Profiling Christian Marclay
Daniel Zalewski‘s profile of Christian Marclay, maker of The Clock, in the March 12 New Yorker, isn’t on line, but it’s one of the best reads of the month. Across twelve-and-a-half pages, Zalewski pores over the pre-digital artwork of the 57-year-old artist, and also describes the stages of his process that led to the 24-hour museum sensation. In the 1990s, Marclay may have been one of the first DJs to employ scratching, and his roots as a sound artist emerge both in the attentive remix of soundtracks in The Clock as well as other pursuits. Here’s a taste of Zalewski’s prose, as he describes a collaboration Marclay had in late November in New York at a turntable performance by Tokyo sound artist Otomo Yoshihide. “Wearing a blue sweatshirt, he ran his fingers over the phonograph stylus, as if he were playing the piano, lending percussive flair to the LP that he’d chosen—a string-heavy soundtrack. Then he fondled the needle, the sensual gesture creating an awful hissing sound.

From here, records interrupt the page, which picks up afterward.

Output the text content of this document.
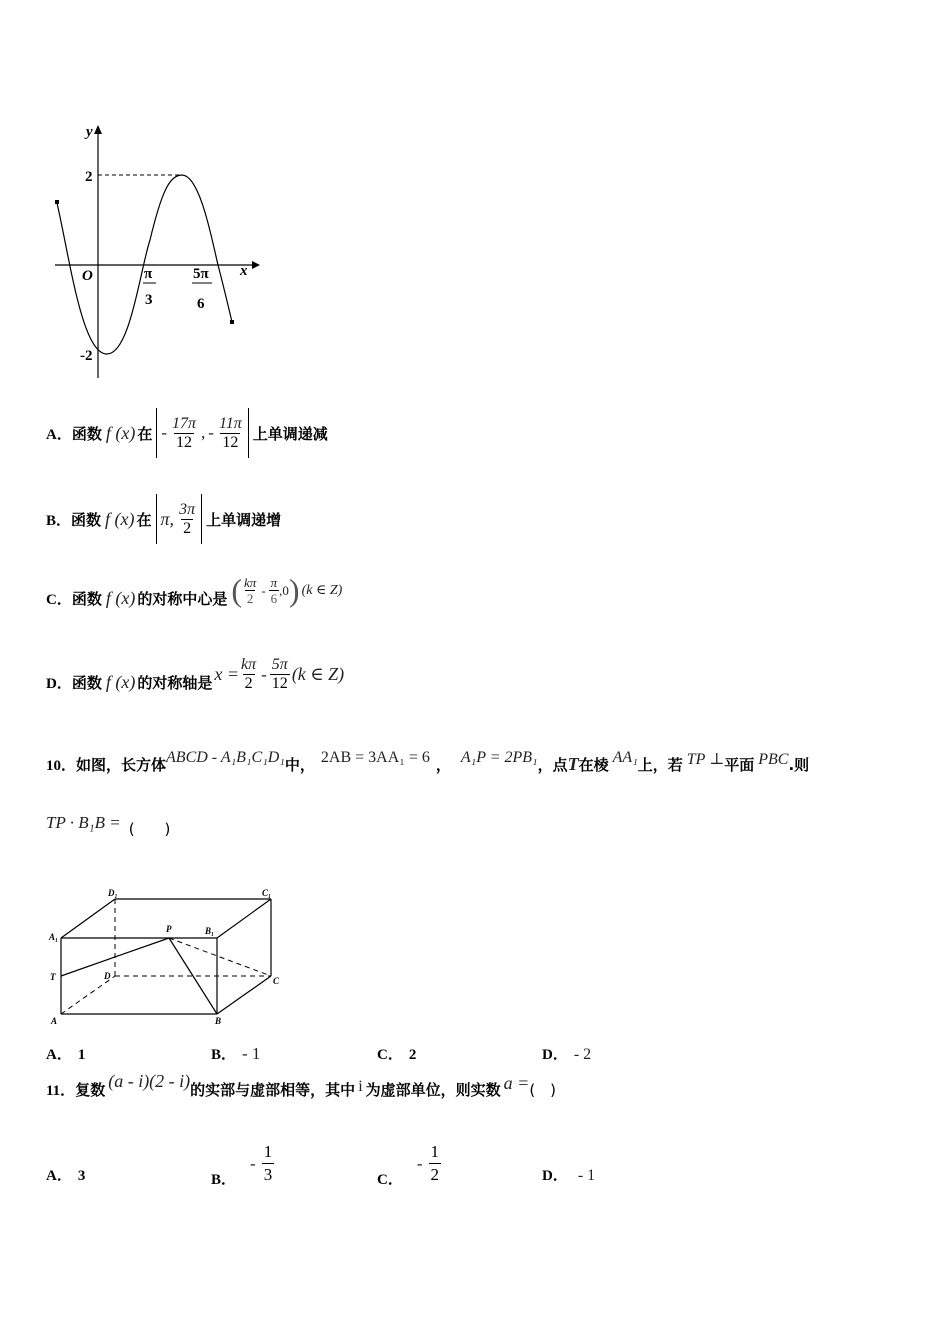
y
x
O
2
-2
π
3
5π
6
A． 函数 f (x) 在 - $\frac{17\pi}{12}$ , - $\frac{11\pi}{12}$ 上单调递减
B． 函数 f (x) 在 π, $\frac{3\pi}{2}$ 上单调递增
C． 函数 f (x) 的对称中心是 ( $\frac{k\pi}{2} - \frac{\pi}{6} ,0$ ) (k ∈ Z)
D． 函数 f (x) 的对称轴是 $x = \frac{k\pi}{2} - \frac{5\pi}{12} (k$ ∈ Z)
10． 如图，长方体 ABCD - A₁B₁C₁D₁ 中， 2AB = 3AA₁ = 6 ， A₁P = 2PB₁ ，点 T 在棱 AA₁ 上，若 TP ⊥ 平面 PBC .则
TP · B₁B = (　　)
D₁	C₁
A₁
P	B₁
T	D	C
A	B
A． 1	B． - 1	C． 2	D． - 2
11． 复数 (a - i)(2 - i) 的实部与虚部相等，其中 i 为虚部单位，则实数 a = (　)
A． 3	B．
- $\frac{1}{3}$	C．
- $\frac{1}{2}$	D． - 1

He played a jazz record covered with a masking-tape “X.” Then he tried out several new moves: he crumpled a paper record sleeve into a ball and tossed in onto the whirring vinyl, where it careered into the stylus like a bumper car. He slapped records against the side of the turntable, creating an earthquakey rumble. He and Otomo barely looked at each other, but by listening carefully they built a solid structure—interludes of call and response, a moment of peak intensity, a controlled fade to silence. As with The Clock, Marclay was making a big gesture from a series of small ones.” [The New Yorker, March 12, 2012.]
Demo’ing The CHILDREN OF PARADISE 4K Restoration (4’17”)

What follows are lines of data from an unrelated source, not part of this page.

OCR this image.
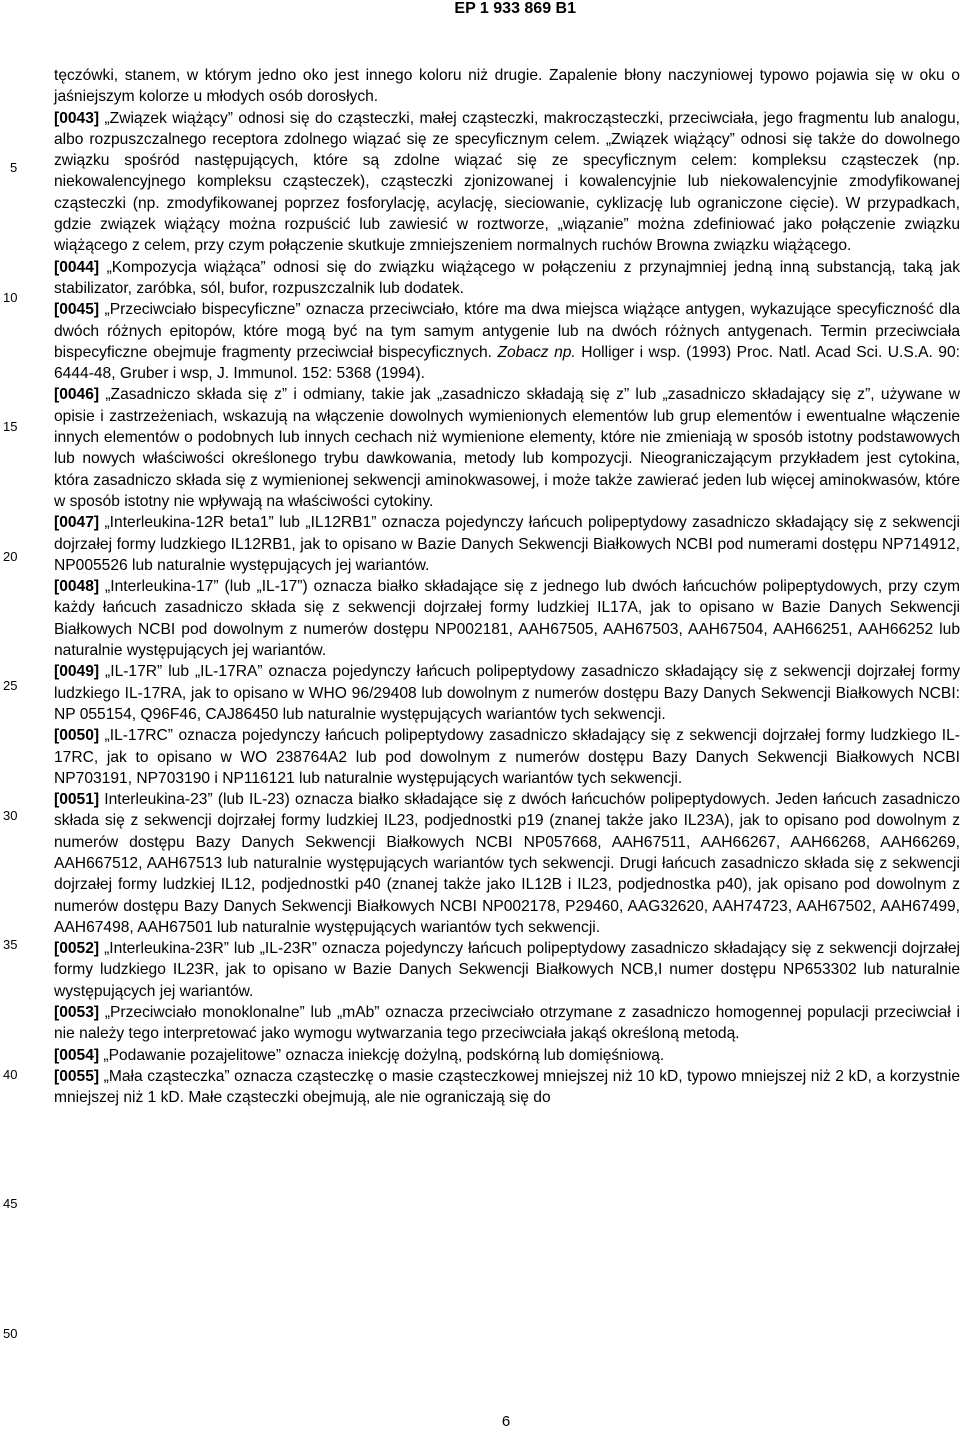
EP 1 933 869 B1
5
10
15
20
25
30
35
40
45
50

tęczówki, stanem, w którym jedno oko jest innego koloru niż drugie. Zapalenie błony naczyniowej typowo pojawia się w oku o jaśniejszym kolorze u młodych osób dorosłych.

[0043] „Związek wiążący” odnosi się do cząsteczki, małej cząsteczki, makrocząsteczki, przeciwciała, jego fragmentu lub analogu, albo rozpuszczalnego receptora zdolnego wiązać się ze specyficznym celem. „Związek wiążący” odnosi się także do dowolnego związku spośród następujących, które są zdolne wiązać się ze specyficznym celem: kompleksu cząsteczek (np. niekowalencyjnego kompleksu cząsteczek), cząsteczki zjonizowanej i kowalencyjnie lub niekowalencyjnie zmodyfikowanej cząsteczki (np. zmodyfikowanej poprzez fosforylację, acylację, sieciowanie, cyklizację lub ograniczone cięcie). W przypadkach, gdzie związek wiążący można rozpuścić lub zawiesić w roztworze, „wiązanie” można zdefiniować jako połączenie związku wiążącego z celem, przy czym połączenie skutkuje zmniejszeniem normalnych ruchów Browna związku wiążącego.

[0044] „Kompozycja wiążąca” odnosi się do związku wiążącego w połączeniu z przynajmniej jedną inną substancją, taką jak stabilizator, zaróbka, sól, bufor, rozpuszczalnik lub dodatek.

[0045] „Przeciwciało bispecyficzne” oznacza przeciwciało, które ma dwa miejsca wiążące antygen, wykazujące specyficzność dla dwóch różnych epitopów, które mogą być na tym samym antygenie lub na dwóch różnych antygenach. Termin przeciwciała bispecyficzne obejmuje fragmenty przeciwciał bispecyficznych. Zobacz np. Holliger i wsp. (1993) Proc. Natl. Acad Sci. U.S.A. 90: 6444-48, Gruber i wsp, J. Immunol. 152: 5368 (1994).

[0046] „Zasadniczo składa się z” i odmiany, takie jak „zasadniczo składają się z” lub „zasadniczo składający się z”, używane w opisie i zastrzeżeniach, wskazują na włączenie dowolnych wymienionych elementów lub grup elementów i ewentualne włączenie innych elementów o podobnych lub innych cechach niż wymienione elementy, które nie zmieniają w sposób istotny podstawowych lub nowych właściwości określonego trybu dawkowania, metody lub kompozycji. Nieograniczającym przykładem jest cytokina, która zasadniczo składa się z wymienionej sekwencji aminokwasowej, i może także zawierać jeden lub więcej aminokwasów, które w sposób istotny nie wpływają na właściwości cytokiny.

[0047] „Interleukina-12R beta1” lub „IL12RB1” oznacza pojedynczy łańcuch polipeptydowy zasadniczo składający się z sekwencji dojrzałej formy ludzkiego IL12RB1, jak to opisano w Bazie Danych Sekwencji Białkowych NCBI pod numerami dostępu NP714912, NP005526 lub naturalnie występujących jej wariantów.

[0048] „Interleukina-17” (lub „IL-17”) oznacza białko składające się z jednego lub dwóch łańcuchów polipeptydowych, przy czym każdy łańcuch zasadniczo składa się z sekwencji dojrzałej formy ludzkiej IL17A, jak to opisano w Bazie Danych Sekwencji Białkowych NCBI pod dowolnym z numerów dostępu NP002181, AAH67505, AAH67503, AAH67504, AAH66251, AAH66252 lub naturalnie występujących jej wariantów.

[0049] „IL-17R” lub „IL-17RA” oznacza pojedynczy łańcuch polipeptydowy zasadniczo składający się z sekwencji dojrzałej formy ludzkiego IL-17RA, jak to opisano w WHO 96/29408 lub dowolnym z numerów dostępu Bazy Danych Sekwencji Białkowych NCBI: NP 055154, Q96F46, CAJ86450 lub naturalnie występujących wariantów tych sekwencji.

[0050] „IL-17RC” oznacza pojedynczy łańcuch polipeptydowy zasadniczo składający się z sekwencji dojrzałej formy ludzkiego IL-17RC, jak to opisano w WO 238764A2 lub pod dowolnym z numerów dostępu Bazy Danych Sekwencji Białkowych NCBI NP703191, NP703190 i NP116121 lub naturalnie występujących wariantów tych sekwencji.

[0051] Interleukina-23” (lub IL-23) oznacza białko składające się z dwóch łańcuchów polipeptydowych. Jeden łańcuch zasadniczo składa się z sekwencji dojrzałej formy ludzkiej IL23, podjednostki p19 (znanej także jako IL23A), jak to opisano pod dowolnym z numerów dostępu Bazy Danych Sekwencji Białkowych NCBI NP057668, AAH67511, AAH66267, AAH66268, AAH66269, AAH667512, AAH67513 lub naturalnie występujących wariantów tych sekwencji. Drugi łańcuch zasadniczo składa się z sekwencji dojrzałej formy ludzkiej IL12, podjednostki p40 (znanej także jako IL12B i IL23, podjednostka p40), jak opisano pod dowolnym z numerów dostępu Bazy Danych Sekwencji Białkowych NCBI NP002178, P29460, AAG32620, AAH74723, AAH67502, AAH67499, AAH67498, AAH67501 lub naturalnie występujących wariantów tych sekwencji.

[0052] „Interleukina-23R” lub „IL-23R” oznacza pojedynczy łańcuch polipeptydowy zasadniczo składający się z sekwencji dojrzałej formy ludzkiego IL23R, jak to opisano w Bazie Danych Sekwencji Białkowych NCB,I numer dostępu NP653302 lub naturalnie występujących jej wariantów.

[0053] „Przeciwciało monoklonalne” lub „mAb” oznacza przeciwciało otrzymane z zasadniczo homogennej populacji przeciwciał i nie należy tego interpretować jako wymogu wytwarzania tego przeciwciała jakąś określoną metodą.

[0054] „Podawanie pozajelitowe” oznacza iniekcję dożylną, podskórną lub domięśniową.

[0055] „Mała cząsteczka” oznacza cząsteczkę o masie cząsteczkowej mniejszej niż 10 kD, typowo mniejszej niż 2 kD, a korzystnie mniejszej niż 1 kD. Małe cząsteczki obejmują, ale nie ograniczają się do

6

“A demonstration of Pathé’s 4K digital restoration of Marcel Carné’s 1945 masterpiece CHILDREN OF PARADISE, playing in theaters this spring courtesy Janus Films.”

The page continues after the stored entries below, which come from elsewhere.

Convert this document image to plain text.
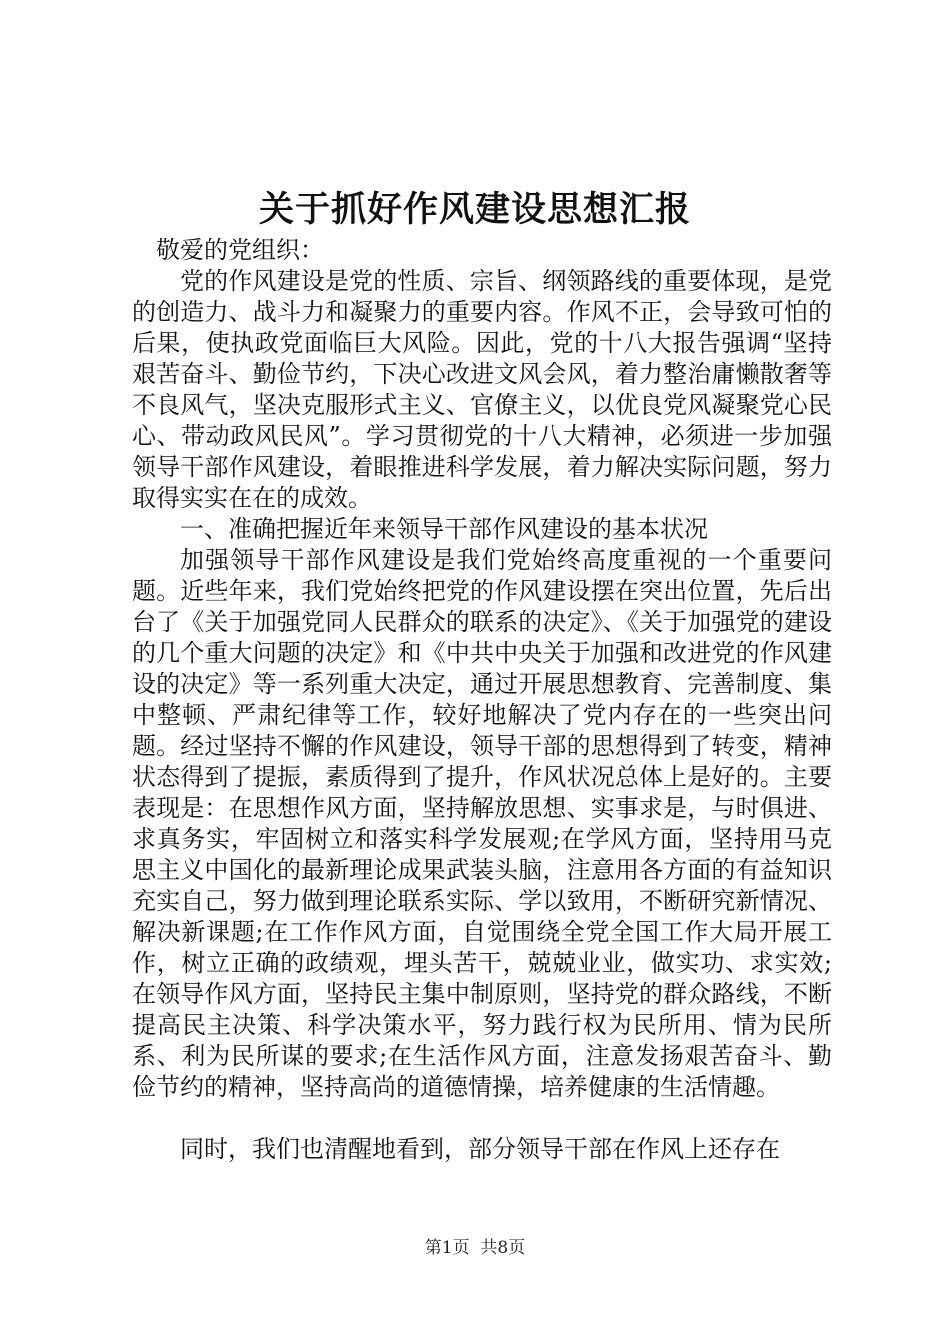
关于抓好作风建设思想汇报

敬爱的党组织：

党的作风建设是党的性质、宗旨、纲领路线的重要体现，是党的创造力、战斗力和凝聚力的重要内容。作风不正，会导致可怕的后果，使执政党面临巨大风险。因此，党的十八大报告强调“坚持艰苦奋斗、勤俭节约，下决心改进文风会风，着力整治庸懒散奢等不良风气，坚决克服形式主义、官僚主义，以优良党风凝聚党心民心、带动政风民风”。学习贯彻党的十八大精神，必须进一步加强领导干部作风建设，着眼推进科学发展，着力解决实际问题，努力取得实实在在的成效。

一、准确把握近年来领导干部作风建设的基本状况

加强领导干部作风建设是我们党始终高度重视的一个重要问题。近些年来，我们党始终把党的作风建设摆在突出位置，先后出台了《关于加强党同人民群众的联系的决定》、《关于加强党的建设的几个重大问题的决定》和《中共中央关于加强和改进党的作风建设的决定》等一系列重大决定，通过开展思想教育、完善制度、集中整顿、严肃纪律等工作，较好地解决了党内存在的一些突出问题。经过坚持不懈的作风建设，领导干部的思想得到了转变，精神状态得到了提振，素质得到了提升，作风状况总体上是好的。主要表现是：在思想作风方面，坚持解放思想、实事求是，与时俱进、求真务实，牢固树立和落实科学发展观;在学风方面，坚持用马克思主义中国化的最新理论成果武装头脑，注意用各方面的有益知识充实自己，努力做到理论联系实际、学以致用，不断研究新情况、解决新课题;在工作作风方面，自觉围绕全党全国工作大局开展工作，树立正确的政绩观，埋头苦干，兢兢业业，做实功、求实效;在领导作风方面，坚持民主集中制原则，坚持党的群众路线，不断提高民主决策、科学决策水平，努力践行权为民所用、情为民所系、利为民所谋的要求;在生活作风方面，注意发扬艰苦奋斗、勤俭节约的精神，坚持高尚的道德情操，培养健康的生活情趣。

同时，我们也清醒地看到，部分领导干部在作风上还存在

第1页 共8页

IRANIAN CINEMA UNDER SIEGE (2’50”)
From the YouTube summary: “The International Campaign for Human Rights in Iran has released a short video highlighting the plight of Iranian cinema. The video, “Iranian Cinema Under Siege” features Richard Peña, the director of the New York Film Festival, and Hamid Dabashi, professor at Columbia University, who discuss the extent of the government’s repression of Iranian filmmakers. Footage of prominent Iranian filmmakers Bahman Farmanara and Jafar Panahi, who is currently under house arrest, details the ongoing effect of this repression. The recent Academy Award for the Iranian film “A Separation” has once again put Iranian cinema in the spotlight for its original and innovative storytelling and reflection of daily societal issues. This international acclaim comes at the same time as the Iranian government continues its increased targeting and persecution of Iranian actors and filmmakers. Members of Iran’s independent film industry face enormous pressure from the government simply for pursuing their career. The Iranian government sees independent filmmakers who stray from the official narrative and strive for an honest portrayal of Iranian society as a threat. Right now, as the world is once again noticing Iranian cinema, this video calls attention to the situation inside Iran. The video calls for the Iranian government to let filmmakers and artists continue their work without the interference of authorities that see the film industry as an extension of their propaganda machinery, something many Iranian artists refuse to be.”